The Kilo Band EP is available now on music platforms such as Spotify but what next? Is it likely that one day Mark and John might take this project to the stage?

Mark: “I’d love to. I mean, right now it’s a matter of logistics. I don’t get back to Australia that much. It’ll probably be a two-piece thing. If we did, we’d probably put it in that mode somehow. I think. In the short term for me, it’s getting eyeballs on John and his voice. As I said earlier, I really enjoy it when people hear John and go, who’s that singer? Because they’ve never heard of him, you know, but when they hear it, they wanna know. So in the short term, it’s really getting some reaction over here, which I am really hopeful about and we’ll keep working on that. I’d love to do it. If that can happen at some point, that’d be great.”
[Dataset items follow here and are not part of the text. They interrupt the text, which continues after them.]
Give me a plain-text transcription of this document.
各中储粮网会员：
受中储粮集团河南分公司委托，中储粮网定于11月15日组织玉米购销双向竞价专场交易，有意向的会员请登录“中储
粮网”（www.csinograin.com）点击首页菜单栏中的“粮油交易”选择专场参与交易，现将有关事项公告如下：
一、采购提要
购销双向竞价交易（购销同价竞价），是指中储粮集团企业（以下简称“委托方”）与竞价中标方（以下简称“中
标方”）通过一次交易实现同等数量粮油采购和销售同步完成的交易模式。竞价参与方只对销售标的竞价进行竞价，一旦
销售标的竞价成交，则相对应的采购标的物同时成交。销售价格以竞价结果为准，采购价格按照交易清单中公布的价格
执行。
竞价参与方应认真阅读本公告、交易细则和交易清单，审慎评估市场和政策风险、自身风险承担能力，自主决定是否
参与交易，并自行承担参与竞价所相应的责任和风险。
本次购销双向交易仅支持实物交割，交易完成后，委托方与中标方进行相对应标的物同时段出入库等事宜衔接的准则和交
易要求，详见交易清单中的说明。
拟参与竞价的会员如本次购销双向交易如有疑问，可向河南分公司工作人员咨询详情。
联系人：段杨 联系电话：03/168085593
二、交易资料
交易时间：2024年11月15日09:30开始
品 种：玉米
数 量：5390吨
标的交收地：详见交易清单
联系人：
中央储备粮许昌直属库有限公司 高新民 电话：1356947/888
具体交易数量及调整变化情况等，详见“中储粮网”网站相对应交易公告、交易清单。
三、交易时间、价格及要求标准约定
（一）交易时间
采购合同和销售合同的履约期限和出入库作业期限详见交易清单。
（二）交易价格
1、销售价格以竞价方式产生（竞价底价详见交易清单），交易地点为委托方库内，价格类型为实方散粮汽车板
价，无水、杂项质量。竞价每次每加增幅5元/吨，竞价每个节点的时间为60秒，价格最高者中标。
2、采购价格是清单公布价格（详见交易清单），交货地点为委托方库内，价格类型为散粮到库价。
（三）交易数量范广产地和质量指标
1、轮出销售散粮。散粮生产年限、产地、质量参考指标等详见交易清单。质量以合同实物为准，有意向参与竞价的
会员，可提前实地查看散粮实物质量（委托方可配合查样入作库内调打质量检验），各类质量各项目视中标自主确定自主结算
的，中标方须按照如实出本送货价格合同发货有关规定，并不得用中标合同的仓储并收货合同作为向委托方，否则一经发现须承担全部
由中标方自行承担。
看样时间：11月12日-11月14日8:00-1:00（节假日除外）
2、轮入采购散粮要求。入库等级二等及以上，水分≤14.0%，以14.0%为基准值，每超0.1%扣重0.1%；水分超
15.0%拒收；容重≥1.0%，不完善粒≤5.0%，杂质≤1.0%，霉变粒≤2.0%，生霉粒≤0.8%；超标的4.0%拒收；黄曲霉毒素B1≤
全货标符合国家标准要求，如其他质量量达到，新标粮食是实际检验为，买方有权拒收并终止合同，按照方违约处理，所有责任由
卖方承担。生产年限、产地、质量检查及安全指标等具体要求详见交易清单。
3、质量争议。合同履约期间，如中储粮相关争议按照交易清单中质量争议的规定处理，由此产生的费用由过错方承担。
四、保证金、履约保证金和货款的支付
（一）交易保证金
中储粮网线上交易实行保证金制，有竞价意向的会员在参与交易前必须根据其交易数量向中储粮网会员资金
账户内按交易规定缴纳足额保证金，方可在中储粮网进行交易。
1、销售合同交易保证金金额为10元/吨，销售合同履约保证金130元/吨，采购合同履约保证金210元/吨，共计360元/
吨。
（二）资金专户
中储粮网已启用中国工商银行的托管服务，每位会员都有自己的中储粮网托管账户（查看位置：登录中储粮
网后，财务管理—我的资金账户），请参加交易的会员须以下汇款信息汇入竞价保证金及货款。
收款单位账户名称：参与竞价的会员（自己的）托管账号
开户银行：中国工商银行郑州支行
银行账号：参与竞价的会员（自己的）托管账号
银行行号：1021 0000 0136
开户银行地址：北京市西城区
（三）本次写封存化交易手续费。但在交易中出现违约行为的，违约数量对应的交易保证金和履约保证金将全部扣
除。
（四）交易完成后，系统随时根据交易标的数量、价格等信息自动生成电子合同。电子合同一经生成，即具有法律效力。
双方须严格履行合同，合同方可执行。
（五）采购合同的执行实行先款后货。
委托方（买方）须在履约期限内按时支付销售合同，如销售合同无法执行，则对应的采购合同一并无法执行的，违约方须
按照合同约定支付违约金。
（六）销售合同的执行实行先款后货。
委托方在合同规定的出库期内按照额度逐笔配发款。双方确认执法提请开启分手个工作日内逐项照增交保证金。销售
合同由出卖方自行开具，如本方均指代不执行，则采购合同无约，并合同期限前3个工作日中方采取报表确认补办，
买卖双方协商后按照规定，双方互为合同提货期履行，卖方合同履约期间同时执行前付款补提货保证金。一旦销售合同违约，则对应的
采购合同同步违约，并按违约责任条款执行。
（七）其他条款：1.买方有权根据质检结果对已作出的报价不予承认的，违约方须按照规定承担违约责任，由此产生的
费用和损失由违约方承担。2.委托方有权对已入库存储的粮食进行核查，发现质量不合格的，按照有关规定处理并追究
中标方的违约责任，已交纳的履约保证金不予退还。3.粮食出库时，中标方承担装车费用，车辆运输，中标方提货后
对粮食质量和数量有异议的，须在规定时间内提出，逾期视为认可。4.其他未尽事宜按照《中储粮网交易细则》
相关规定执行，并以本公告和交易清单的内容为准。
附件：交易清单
John: ”I’m getting so many great comments. People are just being really great about it, they say, oh, you know, we’re gonna be seeing this at Byron Blues and blah, blah, blah, all this stuff. My brother Jim rung me up and said, fuck … is that you? I said, yeah. He said, you’re not playing drums as well? I said no, it’s the guy from Counting Crows. He said, oh shit, thank god for that. Thanks a lot, bro! (laughs) He said that’s the best I’ve heard you singing.

You can hear the Kilo Band EP on all the usual listening platforms

In the meantime, Mark continues to work and play in Nashville and John continues to tinker in his home studio, while also dedicating a generous amount of time to visiting palliative care patients in hospitals and working with his programme for autistic kids.